Commercial vehicle traffic also increases before and after Thanksgiving Day. The State Police Commercial Vehicle Enforcement Division will be conducting “Operation Night Owl” during the holiday period. State Police experts in commercial vehicle enforcement will be on-duty focusing on traffic and criminal violations committed by those driving trucks and buses.
Beginning Friday, troopers will also begin high visibility patrols in the areas of shopping centers and malls within their jurisdiction. Troopers will be working in cooperation with local law enforcement efforts in these crime prevention patrols.
The Maryland State Police is adding its warning to the others issued regarding the potential for traffic delays at the Newark toll plaza on I-95 in Delaware.

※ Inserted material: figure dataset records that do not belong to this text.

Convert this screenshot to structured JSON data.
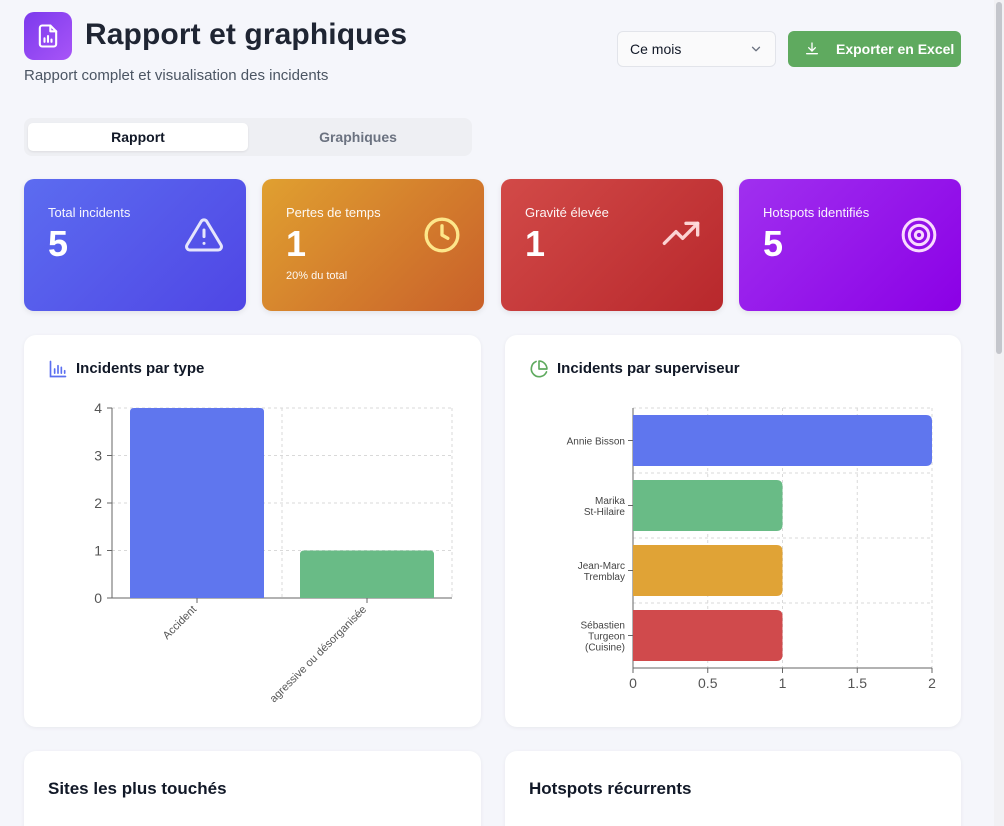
{
  "header": {
    "title": "Rapport et graphiques",
    "subtitle": "Rapport complet et visualisation des incidents",
    "period_value": "Ce mois",
    "export_label": "Exporter en Excel"
  },
  "tabs": [
    {
      "label": "Rapport",
      "active": true
    },
    {
      "label": "Graphiques",
      "active": false
    }
  ],
  "stats": [
    {
      "label": "Total incidents",
      "value": "5",
      "note": "",
      "icon": "warning-icon",
      "gradient": [
        "#5c6cf0",
        "#4f46e5"
      ]
    },
    {
      "label": "Pertes de temps",
      "value": "1",
      "note": "20% du total",
      "icon": "clock-icon",
      "gradient": [
        "#e0a030",
        "#c9602a"
      ]
    },
    {
      "label": "Gravité élevée",
      "value": "1",
      "note": "",
      "icon": "trending-up-icon",
      "gradient": [
        "#d24a48",
        "#b8282c"
      ]
    },
    {
      "label": "Hotspots identifiés",
      "value": "5",
      "note": "",
      "icon": "target-icon",
      "gradient": [
        "#a030ef",
        "#8b00e6"
      ]
    }
  ],
  "panels": {
    "type_chart_title": "Incidents par type",
    "supervisor_chart_title": "Incidents par superviseur",
    "sites_title": "Sites les plus touchés",
    "hotspots_title": "Hotspots récurrents"
  },
  "chart_data": [
    {
      "type": "bar",
      "title": "Incidents par type",
      "categories": [
        "Accident",
        "agressive ou désorganisée"
      ],
      "values": [
        4,
        1
      ],
      "colors": [
        "#5f76ee",
        "#69bb86"
      ],
      "ylim": [
        0,
        4
      ],
      "yticks": [
        "0",
        "1",
        "2",
        "3",
        "4"
      ],
      "grid": true
    },
    {
      "type": "bar",
      "orientation": "horizontal",
      "title": "Incidents par superviseur",
      "categories": [
        [
          "Annie Bisson"
        ],
        [
          "Marika",
          "St-Hilaire"
        ],
        [
          "Jean-Marc",
          "Tremblay"
        ],
        [
          "Sébastien",
          "Turgeon",
          "(Cuisine)"
        ]
      ],
      "values": [
        2,
        1,
        1,
        1
      ],
      "colors": [
        "#5f76ee",
        "#69bb86",
        "#e0a336",
        "#d04a4c"
      ],
      "xlim": [
        0,
        2
      ],
      "xticks": [
        "0",
        "0.5",
        "1",
        "1.5",
        "2"
      ],
      "grid": true
    }
  ]
}
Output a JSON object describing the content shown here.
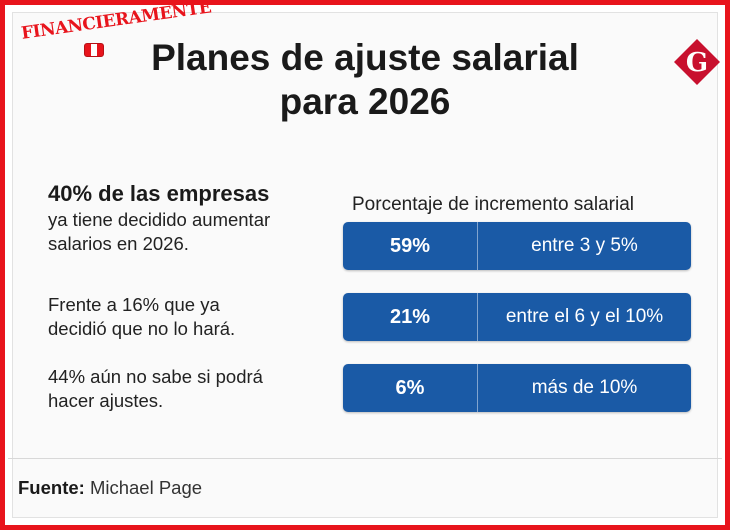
{
  "brand": {
    "watermark": "FINANCIERAMENTE",
    "logo_letter": "G",
    "logo_color": "#c8102e"
  },
  "title": {
    "line1": "Planes de ajuste salarial",
    "line2": "para 2026"
  },
  "left_text": {
    "headline": "40% de las empresas",
    "headline_rest_line1": "ya tiene decidido aumentar",
    "headline_rest_line2": "salarios en 2026.",
    "stat2_line1": "Frente a 16% que ya",
    "stat2_line2": "decidió que no lo hará.",
    "stat3_line1": "44% aún no sabe si podrá",
    "stat3_line2": "hacer ajustes."
  },
  "chart_data": {
    "type": "table",
    "title": "Porcentaje de incremento salarial",
    "bar_color": "#1a5aa6",
    "rows": [
      {
        "value": "59%",
        "percent": 59,
        "category": "entre 3 y 5%"
      },
      {
        "value": "21%",
        "percent": 21,
        "category": "entre el 6 y el 10%"
      },
      {
        "value": "6%",
        "percent": 6,
        "category": "más de 10%"
      }
    ]
  },
  "footer": {
    "source_label": "Fuente:",
    "source_value": "Michael Page"
  }
}
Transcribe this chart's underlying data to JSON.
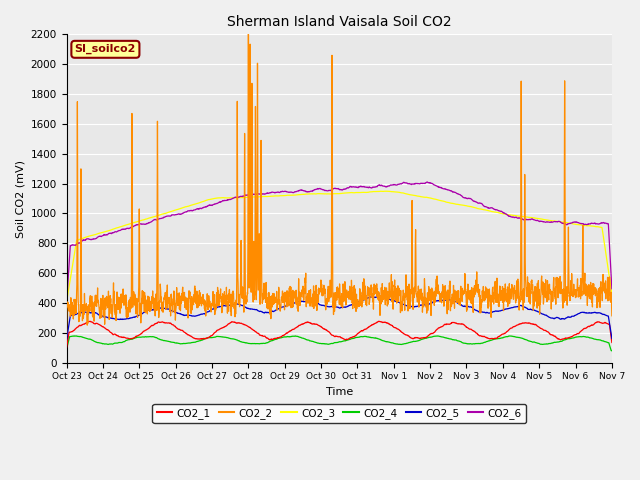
{
  "title": "Sherman Island Vaisala Soil CO2",
  "ylabel": "Soil CO2 (mV)",
  "xlabel": "Time",
  "ylim": [
    0,
    2200
  ],
  "yticks": [
    0,
    200,
    400,
    600,
    800,
    1000,
    1200,
    1400,
    1600,
    1800,
    2000,
    2200
  ],
  "legend_label": "SI_soilco2",
  "series_colors": {
    "CO2_1": "#ff0000",
    "CO2_2": "#ff8c00",
    "CO2_3": "#ffff00",
    "CO2_4": "#00cc00",
    "CO2_5": "#0000cc",
    "CO2_6": "#aa00aa"
  },
  "xtick_labels": [
    "Oct 23",
    "Oct 24",
    "Oct 25",
    "Oct 26",
    "Oct 27",
    "Oct 28",
    "Oct 29",
    "Oct 30",
    "Oct 31",
    "Nov 1",
    "Nov 2",
    "Nov 3",
    "Nov 4",
    "Nov 5",
    "Nov 6",
    "Nov 7"
  ],
  "background_color": "#e8e8e8",
  "grid_color": "#ffffff",
  "n_days": 15,
  "fig_bg": "#f0f0f0"
}
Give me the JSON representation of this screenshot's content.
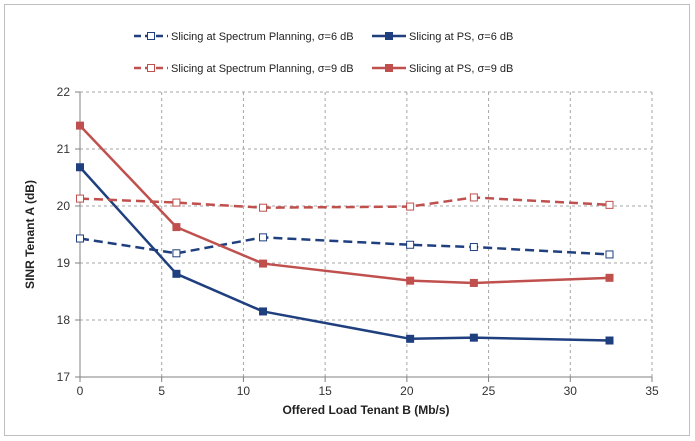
{
  "chart_data": {
    "type": "line",
    "title": "",
    "xlabel": "Offered Load Tenant B (Mb/s)",
    "ylabel": "SINR Tenant A (dB)",
    "xlim": [
      0,
      35
    ],
    "ylim": [
      17,
      22
    ],
    "xticks": [
      0,
      5,
      10,
      15,
      20,
      25,
      30,
      35
    ],
    "yticks": [
      17,
      18,
      19,
      20,
      21,
      22
    ],
    "grid": "dashed",
    "legend_position": "top",
    "series": [
      {
        "name": "Slicing at Spectrum Planning, σ=6 dB",
        "color": "#1f3f7f",
        "dash": true,
        "marker": "hollow-square",
        "x": [
          0,
          5.9,
          11.2,
          20.2,
          24.1,
          32.4
        ],
        "y": [
          19.43,
          19.17,
          19.45,
          19.32,
          19.28,
          19.15
        ]
      },
      {
        "name": "Slicing at PS, σ=6 dB",
        "color": "#1f3f7f",
        "dash": false,
        "marker": "filled-square",
        "x": [
          0,
          5.9,
          11.2,
          20.2,
          24.1,
          32.4
        ],
        "y": [
          20.68,
          18.81,
          18.15,
          17.67,
          17.69,
          17.64
        ]
      },
      {
        "name": "Slicing at Spectrum Planning, σ=9 dB",
        "color": "#c0504d",
        "dash": true,
        "marker": "hollow-square",
        "x": [
          0,
          5.9,
          11.2,
          20.2,
          24.1,
          32.4
        ],
        "y": [
          20.13,
          20.06,
          19.97,
          19.99,
          20.15,
          20.02
        ]
      },
      {
        "name": "Slicing at PS, σ=9 dB",
        "color": "#c0504d",
        "dash": false,
        "marker": "filled-square",
        "x": [
          0,
          5.9,
          11.2,
          20.2,
          24.1,
          32.4
        ],
        "y": [
          21.41,
          19.63,
          18.99,
          18.69,
          18.65,
          18.74
        ]
      }
    ]
  }
}
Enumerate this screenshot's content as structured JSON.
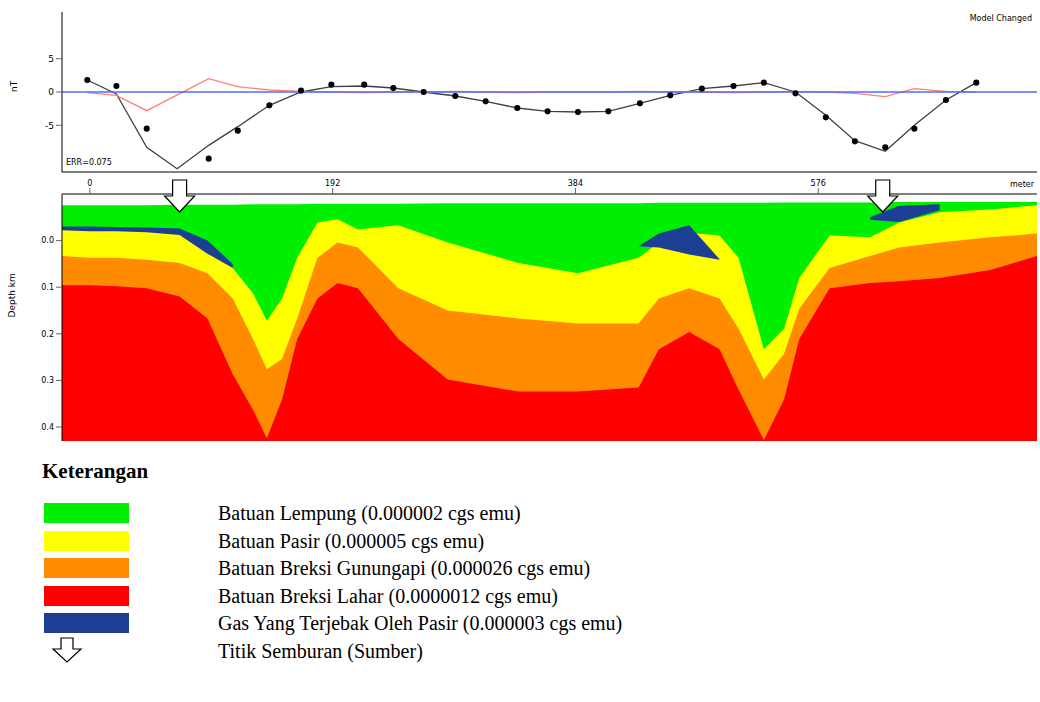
{
  "chart_data": [
    {
      "type": "line",
      "ylabel": "nT",
      "annotations": [
        "ERR=0.075",
        "Model Changed"
      ],
      "xlim": [
        -22,
        749
      ],
      "ylim": [
        -12,
        12
      ],
      "yticks": [
        -5,
        0,
        5
      ],
      "tick_labels": "y",
      "series": [
        {
          "type": "scatter",
          "marker": "circle",
          "color": "#000000",
          "x": [
            -2,
            21,
            45,
            94,
            117,
            142,
            167,
            191,
            217,
            240,
            264,
            289,
            313,
            338,
            362,
            386,
            410,
            435,
            459,
            484,
            509,
            533,
            558,
            582,
            605,
            629,
            652,
            677,
            701
          ],
          "values": [
            1.8,
            0.9,
            -5.5,
            -10.0,
            -5.8,
            -2.0,
            0.2,
            1.1,
            1.1,
            0.6,
            0.0,
            -0.6,
            -1.4,
            -2.4,
            -2.9,
            -3.0,
            -2.9,
            -1.7,
            -0.5,
            0.5,
            0.9,
            1.4,
            -0.2,
            -3.8,
            -7.4,
            -8.3,
            -5.5,
            -1.2,
            1.4
          ]
        },
        {
          "type": "line",
          "color": "#404040",
          "x": [
            -2,
            21,
            45,
            69,
            94,
            117,
            142,
            167,
            191,
            217,
            240,
            264,
            289,
            313,
            338,
            362,
            386,
            410,
            435,
            459,
            484,
            509,
            533,
            558,
            582,
            605,
            629,
            652,
            677,
            701
          ],
          "values": [
            1.8,
            -0.3,
            -8.3,
            -11.5,
            -8.0,
            -5.2,
            -2.0,
            0.0,
            0.8,
            0.9,
            0.6,
            0.0,
            -0.6,
            -1.4,
            -2.4,
            -2.9,
            -3.0,
            -2.9,
            -1.7,
            -0.5,
            0.5,
            0.9,
            1.4,
            0.0,
            -3.5,
            -7.3,
            -8.9,
            -5.0,
            -1.2,
            1.4
          ]
        },
        {
          "type": "line",
          "color": "#ff7f7f",
          "x": [
            -2,
            21,
            45,
            94,
            117,
            142,
            167,
            191,
            217,
            240,
            264,
            289,
            313,
            338,
            362,
            386,
            410,
            435,
            459,
            484,
            509,
            533,
            558,
            582,
            605,
            629,
            652,
            677,
            701
          ],
          "values": [
            -0.1,
            -0.5,
            -2.8,
            2.0,
            0.8,
            0.3,
            0.1,
            0.0,
            -0.1,
            0.0,
            0.0,
            0.1,
            0.0,
            -0.1,
            0.0,
            0.0,
            0.0,
            0.1,
            0.0,
            0.0,
            -0.1,
            0.0,
            0.1,
            0.0,
            -0.2,
            -0.7,
            0.5,
            0.1,
            0.0
          ]
        },
        {
          "type": "line",
          "color": "#4a6cff",
          "x": [
            -22,
            749
          ],
          "values": [
            0,
            0
          ]
        }
      ]
    },
    {
      "type": "area",
      "xlabel": "meter",
      "ylabel": "Depth km",
      "legend_title": "Keterangan",
      "legend": "bottom",
      "xlim": [
        -22,
        749
      ],
      "xticks": [
        0,
        192,
        384,
        576
      ],
      "ylim": [
        -0.1,
        0.43
      ],
      "yticks": [
        {
          "value": 0,
          "label": "0.0"
        },
        0.1,
        0.2,
        0.3,
        0.4
      ],
      "x": [
        -22,
        0,
        21,
        45,
        71,
        93,
        113,
        129,
        140,
        152,
        164,
        180,
        196,
        212,
        244,
        283,
        339,
        386,
        434,
        450,
        474,
        498,
        513,
        533,
        549,
        561,
        585,
        617,
        640,
        672,
        712,
        749
      ],
      "layers": [
        {
          "name": "Batuan Lempung (0.000002 cgs emu)",
          "color": "#00ee00",
          "top": [
            -0.076,
            -0.076,
            -0.076,
            -0.076,
            -0.077,
            -0.077,
            -0.077,
            -0.078,
            -0.078,
            -0.078,
            -0.078,
            -0.079,
            -0.079,
            -0.079,
            -0.079,
            -0.08,
            -0.08,
            -0.08,
            -0.08,
            -0.081,
            -0.081,
            -0.081,
            -0.081,
            -0.081,
            -0.082,
            -0.082,
            -0.082,
            -0.082,
            -0.083,
            -0.083,
            -0.083,
            -0.083
          ]
        },
        {
          "name": "Batuan Pasir (0.000005 cgs emu)",
          "color": "#ffff00",
          "top": [
            -0.024,
            -0.022,
            -0.022,
            -0.02,
            -0.015,
            0.015,
            0.059,
            0.113,
            0.172,
            0.124,
            0.037,
            -0.039,
            -0.046,
            -0.024,
            -0.033,
            0.004,
            0.048,
            0.07,
            0.037,
            0.004,
            -0.017,
            -0.011,
            0.037,
            0.233,
            0.189,
            0.08,
            -0.011,
            -0.007,
            -0.039,
            -0.061,
            -0.067,
            -0.076
          ]
        },
        {
          "name": "Batuan Breksi Gunungapi (0.000026 cgs emu)",
          "color": "#ff8c00",
          "top": [
            0.033,
            0.037,
            0.037,
            0.041,
            0.048,
            0.07,
            0.124,
            0.211,
            0.276,
            0.254,
            0.167,
            0.037,
            0.004,
            0.015,
            0.102,
            0.15,
            0.167,
            0.178,
            0.178,
            0.124,
            0.102,
            0.124,
            0.189,
            0.298,
            0.243,
            0.146,
            0.059,
            0.033,
            0.015,
            0.004,
            -0.007,
            -0.015
          ]
        },
        {
          "name": "Batuan Breksi Lahar (0.0000012 cgs emu)",
          "color": "#ff0000",
          "top": [
            0.096,
            0.096,
            0.098,
            0.102,
            0.12,
            0.167,
            0.287,
            0.363,
            0.424,
            0.341,
            0.211,
            0.124,
            0.091,
            0.102,
            0.211,
            0.298,
            0.324,
            0.324,
            0.315,
            0.233,
            0.196,
            0.233,
            0.32,
            0.428,
            0.341,
            0.211,
            0.102,
            0.091,
            0.087,
            0.08,
            0.063,
            0.033
          ]
        }
      ],
      "gas": {
        "name": "Gas Yang Terjebak Oleh Pasir (0.000003 cgs emu)",
        "color": "#1c3f94",
        "bodies": [
          {
            "top": [
              -0.03,
              -0.03,
              -0.029,
              -0.028,
              -0.026,
              0.0,
              0.05,
              null,
              null,
              null,
              null,
              null,
              null,
              null,
              null,
              null,
              null,
              null,
              null,
              null,
              null,
              null,
              null,
              null,
              null,
              null,
              null,
              null,
              null,
              null,
              null,
              null
            ],
            "bottom": [
              -0.022,
              -0.02,
              -0.02,
              -0.018,
              -0.012,
              0.028,
              0.059,
              null,
              null,
              null,
              null,
              null,
              null,
              null,
              null,
              null,
              null,
              null,
              null,
              null,
              null,
              null,
              null,
              null,
              null,
              null,
              null,
              null,
              null,
              null,
              null,
              null
            ]
          },
          {
            "top": [
              null,
              null,
              null,
              null,
              null,
              null,
              null,
              null,
              null,
              null,
              null,
              null,
              null,
              null,
              null,
              null,
              null,
              null,
              0.012,
              -0.015,
              -0.033,
              0.04,
              null,
              null,
              null,
              null,
              null,
              null,
              null,
              null,
              null,
              null
            ],
            "bottom": [
              null,
              null,
              null,
              null,
              null,
              null,
              null,
              null,
              null,
              null,
              null,
              null,
              null,
              null,
              null,
              null,
              null,
              null,
              0.012,
              0.015,
              0.03,
              0.041,
              null,
              null,
              null,
              null,
              null,
              null,
              null,
              null,
              null,
              null
            ]
          },
          {
            "top": [
              null,
              null,
              null,
              null,
              null,
              null,
              null,
              null,
              null,
              null,
              null,
              null,
              null,
              null,
              null,
              null,
              null,
              null,
              null,
              null,
              null,
              null,
              null,
              null,
              null,
              null,
              null,
              -0.05,
              -0.075,
              -0.078,
              null,
              null
            ],
            "bottom": [
              null,
              null,
              null,
              null,
              null,
              null,
              null,
              null,
              null,
              null,
              null,
              null,
              null,
              null,
              null,
              null,
              null,
              null,
              null,
              null,
              null,
              null,
              null,
              null,
              null,
              null,
              null,
              -0.045,
              -0.04,
              -0.065,
              null,
              null
            ]
          }
        ]
      },
      "source": {
        "name": "Titik Semburan (Sumber)",
        "x": [
          71,
          627
        ]
      }
    }
  ]
}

Ongoing reconstruction at the toll plaza has temporarily reduced the number of toll lanes. The Delaware Department of Transportation is warning motorists that increased traffic will lead to delays and possibly significant backups on I-95 approaching the toll plaza.
Motorists headed north on I-95 through Delaware are urged to take alternate routes, or travel at off-peak times if possible. Motorists traveling through the area can obtain updates on Twitter @DelawareDOT, or by tuning to WTMC 1380 AM radio. Motorists can check updates before leaving by visiting www.deldot.gov/traffic/map.ejs.
Troopers are giving their usual advice to drivers during this holiday weekend which includes:
-Don’t drink and drive;
-Don’t drive drowsy;
-Don’t be an aggressive driver;
-Make sure everyone is properly buckled up;
-Obey the speed limits;
-Make sure you have enough fuel and your vehicle is in good running condition before leaving;
-If possible, travel during off-peak hours.
Travelers should also be aware of Maryland’s new law that requires drivers approaching from the rear of an emergency vehicle using visual signals while stopped on a highway to, if possible, ‘make a lane change into an available lane not immediately adjacent to the emergency vehicle.’ This movement should only be done if another lane in the same direction is available and the move can be made safely and without impeding other traffic. If moving to another lane away from the stopped emergency vehicle is not possible, the law requires drivers to ‘slow to a reasonable and prudent speed that is safe for existing weather, road, and vehicular or pedestrian traffic conditions.’
The intent of the ‘move over’ law is to provide an extra barrier of safety for police officers, fire fighters, and emergency rescue personnel working along Maryland roads. It is hoped drivers will become more aware of police and emergency workers stopped along the road and move away from them or slow down as they pass by the traffic stop or incident scene.
Under Maryland Vehicle Law, emergency vehicles are defined as:
-Vehicles of federal, state, or local law enforcement agencies;
-Vehicles of volunteer fire companies, rescue squads, fire departments, the Maryland Institute for Emergency Medical Services Systems, and the Maryland Fire and Rescue Institute;
-State vehicles used in response to oil or hazardous materials spills;
-State vehicles designated for emergency use by the Commissioner of Correction;
-Special vehicles funded or provided by federal, state, or local government and used for emergency or rescue purposes in Maryland.
Violation of the ‘move over’ law is a primary offense with a fine of $110 and one point. If the violation contributes to a traffic crash, the fine is $150 and three points. If the violation contributes to a traffic crash resulting in death or serious injury, the fine is $750 and three points.